In [1]:
from googleapiclient.discovery import build
from googleapiclient.errors import HttpError
import requests
import csv

API_KEY = 'XXXXXXXXX'

In [2]:
def get_technology_video_ids(tags, max_results=1):
    """Récupère les identifiants de vidéos YouTube correspondant à une liste de tags et une catégorie.

    Args:
        tags: Une liste de chaînes de caractères représentant les tags à rechercher.
        max_results: Le nombre maximum de résultats à récupérer.

    Returns:
        Une liste d'identifiants de vidéos.
    """
    youtube = build("youtube", "v3", developerKey=API_KEY, cache_discovery=False)

    all_video_ids = []
    next_page_token = None

    # Diviser les tags en sous-listes de 10 tags maximum
    tag_groups = [tags[i:i + 10] for i in range(0, len(tags), 10)]
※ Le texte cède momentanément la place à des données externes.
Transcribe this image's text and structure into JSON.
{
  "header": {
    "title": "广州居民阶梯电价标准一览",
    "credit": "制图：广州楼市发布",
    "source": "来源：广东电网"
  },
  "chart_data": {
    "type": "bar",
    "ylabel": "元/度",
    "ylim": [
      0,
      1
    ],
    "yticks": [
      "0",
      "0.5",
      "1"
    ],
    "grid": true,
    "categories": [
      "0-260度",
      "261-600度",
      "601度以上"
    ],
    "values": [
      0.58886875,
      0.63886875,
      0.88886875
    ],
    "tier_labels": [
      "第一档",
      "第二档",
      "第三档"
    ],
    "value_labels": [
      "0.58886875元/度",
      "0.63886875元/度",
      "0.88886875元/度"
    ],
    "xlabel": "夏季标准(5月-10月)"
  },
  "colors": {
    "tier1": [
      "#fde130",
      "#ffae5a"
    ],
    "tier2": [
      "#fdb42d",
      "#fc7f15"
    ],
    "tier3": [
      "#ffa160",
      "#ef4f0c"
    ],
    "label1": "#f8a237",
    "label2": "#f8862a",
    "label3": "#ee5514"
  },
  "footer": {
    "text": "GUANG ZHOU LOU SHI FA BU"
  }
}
    for tag_group in tag_groups:
        while True:
            try:
                search_response = youtube.search().list(
                    part="snippet",
                    maxResults=min(max_results, 50),  # Limite à 10 résultats par requête
                    type="video",
                    videoCategoryId="28",  # Catégorie Technologie
                    q=" ".join(tag_group),
                    pageToken=next_page_token
                ).execute()

                video_ids = [item['id']['videoId'] for item in search_response['items']]
                all_video_ids.extend(video_ids)
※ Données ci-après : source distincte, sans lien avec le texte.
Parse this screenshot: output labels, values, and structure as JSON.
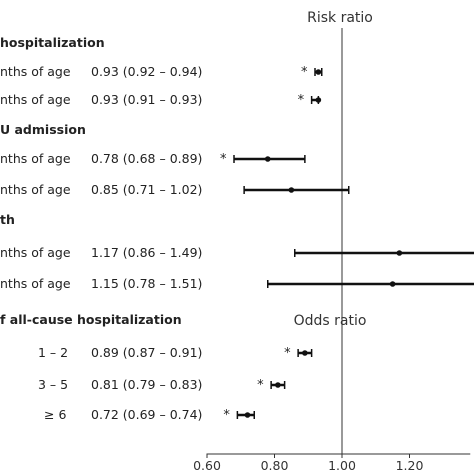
{
  "chart_data": {
    "type": "forest",
    "panel_titles": {
      "risk": "Risk ratio",
      "odds": "Odds ratio"
    },
    "x_ticks": [
      0.6,
      0.8,
      1.0,
      1.2
    ],
    "x_tick_labels": [
      "0.60",
      "0.80",
      "1.00",
      "1.20"
    ],
    "xlim": [
      0.6,
      1.38
    ],
    "reference_value": 1.0,
    "rows": [
      {
        "kind": "header",
        "text": "hospitalization"
      },
      {
        "kind": "data",
        "label": "nths of age",
        "ci_text": "0.93 (0.92 – 0.94)",
        "est": 0.93,
        "lo": 0.92,
        "hi": 0.94,
        "star": "*"
      },
      {
        "kind": "data",
        "label": "nths of age",
        "ci_text": "0.93 (0.91 – 0.93)",
        "est": 0.93,
        "lo": 0.91,
        "hi": 0.93,
        "star": "*"
      },
      {
        "kind": "header",
        "text": "U admission"
      },
      {
        "kind": "data",
        "label": "nths of age",
        "ci_text": "0.78 (0.68 – 0.89)",
        "est": 0.78,
        "lo": 0.68,
        "hi": 0.89,
        "star": "*"
      },
      {
        "kind": "data",
        "label": "nths of age",
        "ci_text": "0.85 (0.71 – 1.02)",
        "est": 0.85,
        "lo": 0.71,
        "hi": 1.02,
        "star": ""
      },
      {
        "kind": "header",
        "text": "th"
      },
      {
        "kind": "data",
        "label": "nths of age",
        "ci_text": "1.17 (0.86 – 1.49)",
        "est": 1.17,
        "lo": 0.86,
        "hi": 1.49,
        "star": ""
      },
      {
        "kind": "data",
        "label": "nths of age",
        "ci_text": "1.15 (0.78 – 1.51)",
        "est": 1.15,
        "lo": 0.78,
        "hi": 1.51,
        "star": ""
      },
      {
        "kind": "header",
        "text": "f all-cause hospitalization"
      },
      {
        "kind": "data",
        "label": "1 – 2",
        "ci_text": "0.89 (0.87 – 0.91)",
        "est": 0.89,
        "lo": 0.87,
        "hi": 0.91,
        "star": "*"
      },
      {
        "kind": "data",
        "label": "3 – 5",
        "ci_text": "0.81 (0.79 – 0.83)",
        "est": 0.81,
        "lo": 0.79,
        "hi": 0.83,
        "star": "*"
      },
      {
        "kind": "data",
        "label": "≥ 6",
        "ci_text": "0.72 (0.69 – 0.74)",
        "est": 0.72,
        "lo": 0.69,
        "hi": 0.74,
        "star": "*"
      }
    ]
  }
}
                next_page_token = search_response.get('nextPageToken')
                if not next_page_token or len(all_video_ids) >= max_results:
                    break
            except HttpError as err:
                print(f"Erreur lors de la récupération des vidéos : {err}")
                break

    return all_video_ids

def get_video_info(video_id):
    """Récupère les informations détaillées d'une vidéo YouTube à partir de son identifiant.

    Args:
        video_id: L'identifiant de la vidéo.

    Returns:
        Un dictionnaire contenant les informations de la vidéo, ou None en cas d'erreur.
    """
    url = "https://www.googleapis.com/youtube/v3/videos"
    params = {
        "id": video_id,
        "part": "snippet,statistics",
        "key": API_KEY
    }
    response = requests.get(url, params=params)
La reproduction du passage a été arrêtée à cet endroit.